Während die Einen noch die Zelte aufschlagen und wohnliche Einrichtungen treffen, schreiten die Andern sofort mit ihren Werkzeugen zur Untersuchung des Bodens. Zu diesem Zwecke wird vorerst ein Loch von 3, 4–6 Fuß Tiefe gegraben, alsdann die Küpe (eine Art blecherner Schüssel) mit der ausgegrabenen Erde gefüllt, und diese am Ufer eines Flüßchens ausgewaschen. Jenachdem sich die Erde hierbei goldhaltig zeigt, wird nun mit der Arbeit fortgefahren oder an einer andern Stelle begonnen.

Unter Mühseligkeiten aller Art, oft bei einer durch nichts gemilderten wochenlang anhaltenden afrikanischen Gluth, auf die wieder monatlanges kühles Regenwetter, Regen in Strömen, folgt, häufig bei Mangel an Lebensmitteln und Wasser, wird jetzt das Auswaschen der Erde fortgesetzt. Man bedient sich hierzu zweier Instrumente, die unter den Namen „Wiege“ und „Longtom“ bekannt sind. Die Wiege, deren man sich auch in andern Theilen Amerikas von jeher zum Goldwaschen zu bedienen pflegte, besteht aus einem 7–8 Fuß langen Kasten, über dessen gerundeten Boden kleine hölzerne Kloben in der Quere eingenagelt sind. Am obern Ende der Wiege befindet sich ein grobes Sieb, am untern Ende ist sie offen. Das Ganze ruht auf Schaukelbalken.

An einer solchen, immer nahe an dem Ufer eines Flusses oder Baches aufgerichteten Maschine müssen mindestens vier Menschen arbeiten.

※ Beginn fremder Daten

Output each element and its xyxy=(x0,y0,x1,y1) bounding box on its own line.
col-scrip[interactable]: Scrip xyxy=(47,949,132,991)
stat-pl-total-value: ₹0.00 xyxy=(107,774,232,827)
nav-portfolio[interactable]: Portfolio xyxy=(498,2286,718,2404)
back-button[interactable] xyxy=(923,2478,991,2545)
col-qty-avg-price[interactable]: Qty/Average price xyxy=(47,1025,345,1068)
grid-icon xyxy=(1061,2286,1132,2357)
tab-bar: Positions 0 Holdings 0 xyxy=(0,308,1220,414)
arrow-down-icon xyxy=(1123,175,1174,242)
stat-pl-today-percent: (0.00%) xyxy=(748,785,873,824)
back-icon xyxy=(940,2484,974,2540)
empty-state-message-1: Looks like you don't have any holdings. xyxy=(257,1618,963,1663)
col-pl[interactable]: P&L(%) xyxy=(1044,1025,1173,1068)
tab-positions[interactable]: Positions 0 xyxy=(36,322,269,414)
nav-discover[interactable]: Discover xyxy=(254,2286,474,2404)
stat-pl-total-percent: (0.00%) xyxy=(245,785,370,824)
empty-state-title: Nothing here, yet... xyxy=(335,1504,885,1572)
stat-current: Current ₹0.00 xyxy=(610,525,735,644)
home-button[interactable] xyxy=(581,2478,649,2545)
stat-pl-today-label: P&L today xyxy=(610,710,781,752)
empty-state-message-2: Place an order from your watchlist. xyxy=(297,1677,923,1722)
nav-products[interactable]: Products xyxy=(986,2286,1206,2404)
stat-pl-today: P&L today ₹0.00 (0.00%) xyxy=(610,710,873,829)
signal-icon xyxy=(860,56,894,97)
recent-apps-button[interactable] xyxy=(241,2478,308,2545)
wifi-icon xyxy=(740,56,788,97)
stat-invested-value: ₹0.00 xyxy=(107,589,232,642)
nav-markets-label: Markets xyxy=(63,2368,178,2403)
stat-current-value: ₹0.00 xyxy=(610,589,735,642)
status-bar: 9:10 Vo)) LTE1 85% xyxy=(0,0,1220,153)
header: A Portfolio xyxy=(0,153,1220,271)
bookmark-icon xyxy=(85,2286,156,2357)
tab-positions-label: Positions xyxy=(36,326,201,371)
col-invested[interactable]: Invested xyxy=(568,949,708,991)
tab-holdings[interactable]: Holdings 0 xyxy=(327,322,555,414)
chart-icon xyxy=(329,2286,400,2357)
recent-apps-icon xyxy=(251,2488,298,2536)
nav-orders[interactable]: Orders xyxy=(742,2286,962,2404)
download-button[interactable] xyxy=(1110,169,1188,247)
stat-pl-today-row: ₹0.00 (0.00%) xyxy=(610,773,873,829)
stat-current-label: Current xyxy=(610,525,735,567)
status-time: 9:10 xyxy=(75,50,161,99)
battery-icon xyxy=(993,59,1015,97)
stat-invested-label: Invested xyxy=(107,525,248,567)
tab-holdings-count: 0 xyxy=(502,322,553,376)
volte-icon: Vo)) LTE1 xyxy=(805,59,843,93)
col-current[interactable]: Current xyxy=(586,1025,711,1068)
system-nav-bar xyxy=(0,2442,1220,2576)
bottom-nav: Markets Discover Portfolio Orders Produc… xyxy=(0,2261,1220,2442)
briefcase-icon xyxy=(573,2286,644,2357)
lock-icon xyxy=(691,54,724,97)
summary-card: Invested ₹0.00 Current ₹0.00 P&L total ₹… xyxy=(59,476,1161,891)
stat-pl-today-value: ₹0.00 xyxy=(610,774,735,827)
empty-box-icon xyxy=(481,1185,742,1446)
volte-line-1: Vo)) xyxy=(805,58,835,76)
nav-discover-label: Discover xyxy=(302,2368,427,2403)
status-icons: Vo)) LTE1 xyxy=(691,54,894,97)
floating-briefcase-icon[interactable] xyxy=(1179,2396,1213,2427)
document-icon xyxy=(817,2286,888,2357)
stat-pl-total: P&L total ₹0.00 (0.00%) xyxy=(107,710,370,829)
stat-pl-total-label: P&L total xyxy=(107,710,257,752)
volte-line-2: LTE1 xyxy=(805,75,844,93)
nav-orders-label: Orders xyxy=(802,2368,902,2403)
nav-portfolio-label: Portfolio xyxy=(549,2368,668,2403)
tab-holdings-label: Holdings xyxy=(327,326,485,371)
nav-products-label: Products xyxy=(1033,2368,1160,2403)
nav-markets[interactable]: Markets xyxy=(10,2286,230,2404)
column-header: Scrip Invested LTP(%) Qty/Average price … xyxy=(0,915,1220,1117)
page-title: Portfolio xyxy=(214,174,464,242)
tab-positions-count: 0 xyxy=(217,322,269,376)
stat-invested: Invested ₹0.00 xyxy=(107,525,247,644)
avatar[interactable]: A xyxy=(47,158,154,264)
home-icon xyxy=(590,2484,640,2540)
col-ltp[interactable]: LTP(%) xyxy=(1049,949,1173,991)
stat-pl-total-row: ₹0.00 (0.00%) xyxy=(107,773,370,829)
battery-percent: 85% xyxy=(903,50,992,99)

Der Eine gräbt die goldhaltige Erde aus, der Zweite trägt sie zur Maschine und wirft sie auf das Sieb, der Dritte hält die Wiege durch Schaukeln in anhaltend starker Bewegung, und der Vierte gießt währenddem Wasser darüber. Die größern Steine werden von dem Sieb zurückgehalten, die erdigen Theile spühlt das Wasser schnell fort, die härtern und das Kies rollen nach und nach am untern offnen Ende der Maschine heraus; das Gold selbst, mit einem schweren, feinen, schwarzen Sand vermischt, bleibt hinter den Kolben sitzen. Das so vermischte Gold läßt man alsdann in Pfannen laufen, in denen es der Sonne ausgesetzt bleibt, bis es gänzlich trocken, worauf der Sand einfach weggeblasen wird und das Gold in glänzenden Körnern zurückbleibt.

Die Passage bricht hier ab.